He sat down at last by the water-side, his eyes bent on a calm, green pool.
It looked very peaceful; and it could give peace. He thought, oh! what a blessing; to be quit of rage, jealousy, despair, and life, all in a minute!
Yet that was a sordid death for a soldier to die, who had seen great battles. Could he not die more nobly than that? With this he suddenly felt in his pocket; and there sure enough fate had placed his pistols. He had put them into this coat; and he had not worn this coat until to-day. He had armed himself unconsciously. “Ah!” said he; “it is to be; all these things are preordained.” (This notion of fate has strengthened many a fatal resolution.) Then he had a cruel regret. To die without a word; a parting word.
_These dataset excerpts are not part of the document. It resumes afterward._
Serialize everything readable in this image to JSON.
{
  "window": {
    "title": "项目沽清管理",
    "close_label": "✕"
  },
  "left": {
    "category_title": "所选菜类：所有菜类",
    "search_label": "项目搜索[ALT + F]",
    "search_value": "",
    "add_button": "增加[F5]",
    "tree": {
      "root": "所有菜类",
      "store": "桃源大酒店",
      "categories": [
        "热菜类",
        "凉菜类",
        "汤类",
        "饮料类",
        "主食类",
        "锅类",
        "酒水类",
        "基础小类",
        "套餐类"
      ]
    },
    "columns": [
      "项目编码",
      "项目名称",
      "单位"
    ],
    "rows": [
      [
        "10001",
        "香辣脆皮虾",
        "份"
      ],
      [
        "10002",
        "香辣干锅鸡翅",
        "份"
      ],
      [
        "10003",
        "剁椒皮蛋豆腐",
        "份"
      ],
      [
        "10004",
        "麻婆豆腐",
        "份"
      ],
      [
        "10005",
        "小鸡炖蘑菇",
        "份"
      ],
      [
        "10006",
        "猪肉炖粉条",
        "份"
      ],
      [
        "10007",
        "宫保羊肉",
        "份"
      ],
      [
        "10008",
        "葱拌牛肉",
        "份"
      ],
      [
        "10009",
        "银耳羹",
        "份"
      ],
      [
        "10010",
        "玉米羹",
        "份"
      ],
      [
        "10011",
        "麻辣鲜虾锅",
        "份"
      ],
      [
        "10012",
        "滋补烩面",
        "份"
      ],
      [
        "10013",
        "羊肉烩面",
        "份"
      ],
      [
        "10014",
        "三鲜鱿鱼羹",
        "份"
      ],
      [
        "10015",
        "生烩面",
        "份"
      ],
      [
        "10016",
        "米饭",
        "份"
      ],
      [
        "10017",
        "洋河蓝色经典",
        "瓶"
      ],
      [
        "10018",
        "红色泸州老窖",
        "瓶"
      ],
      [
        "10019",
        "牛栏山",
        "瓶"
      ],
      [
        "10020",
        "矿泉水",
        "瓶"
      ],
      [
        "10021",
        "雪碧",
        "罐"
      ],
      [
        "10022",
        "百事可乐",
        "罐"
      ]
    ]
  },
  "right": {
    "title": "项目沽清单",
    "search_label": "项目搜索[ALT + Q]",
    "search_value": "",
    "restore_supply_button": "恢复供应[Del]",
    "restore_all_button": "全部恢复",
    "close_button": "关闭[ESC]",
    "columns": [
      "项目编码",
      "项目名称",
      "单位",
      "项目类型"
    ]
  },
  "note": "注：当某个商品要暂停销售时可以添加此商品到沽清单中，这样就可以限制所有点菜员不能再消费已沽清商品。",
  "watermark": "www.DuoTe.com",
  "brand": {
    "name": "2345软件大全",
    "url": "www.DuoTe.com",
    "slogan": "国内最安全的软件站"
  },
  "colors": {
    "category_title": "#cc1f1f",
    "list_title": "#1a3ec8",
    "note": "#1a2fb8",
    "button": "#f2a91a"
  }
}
Then he thought to himself, it was best so; for perhaps he should have taken her with him.
“Sir! colonel!” uttered a solemn voice behind him.
Absorbed and strung up to desperation as he was, this voice seemed unnaturally loud, and discordant with Camille’s mood; a sudden trumpet from the world of small things.
It was Picard, the notary.
“Can you tell me where Madame Raynal is?”
“No. At the chateau, I suppose.”
“She is not there; I inquired of the servant. She was out. You have not seen her, colonel?”
“Not I; I never see her.”
“Then perhaps I had better go back to the chateau and wait for her: stay, are you a friend of the family? Colonel, suppose I were to tell you, and ask you to break it to Madame Raynal, or, better still, to the baroness, or Mademoiselle Rose.”
“Monsieur,” said Camille coldly, “charge me with no messages, for I cannot deliver them. I am going another way.”
“In that case, I will go to the chateau once more; for what I have to say must be heard.”
Picard returned to the chateau wondering at the colonel’s strange manner.
Camille, for his part, wondered that any one could be so mad as to talk to him about trifles; to him, a man standing on the brink of eternity. Poor soul, it was he who was mad and unlucky. He should have heard what Picard had to say. The very gentleness and solemnity of manner ought to have excited his curiosity.
He watched Picard’s retiring form. When he was out of sight, then he turned round and resumed his thoughts as if Picard had been no more than a fly that had buzzed and then gone.
“Yes, I should have taken her with me,” he said. He sat gloomy and dogged like a dangerous maniac in his cell; never moved, scarce thought for more than half an hour; but his deadly purpose grew in him. Suddenly he started. A lady was at the style, about a hundred yards distant. He trembled. It was Josephine.
She came towards him slowly, her eyes bent on the ground in a deep reverie. She stopped about a stone’s throw from him, and looked at the river long and thoughtfully; then casting her eye around, she caught sight of Camille. He watched her grimly. He saw her give a little start, and half turn round; but if this was an impulse to retreat, it was instantly suppressed; for the next moment she pursued her way.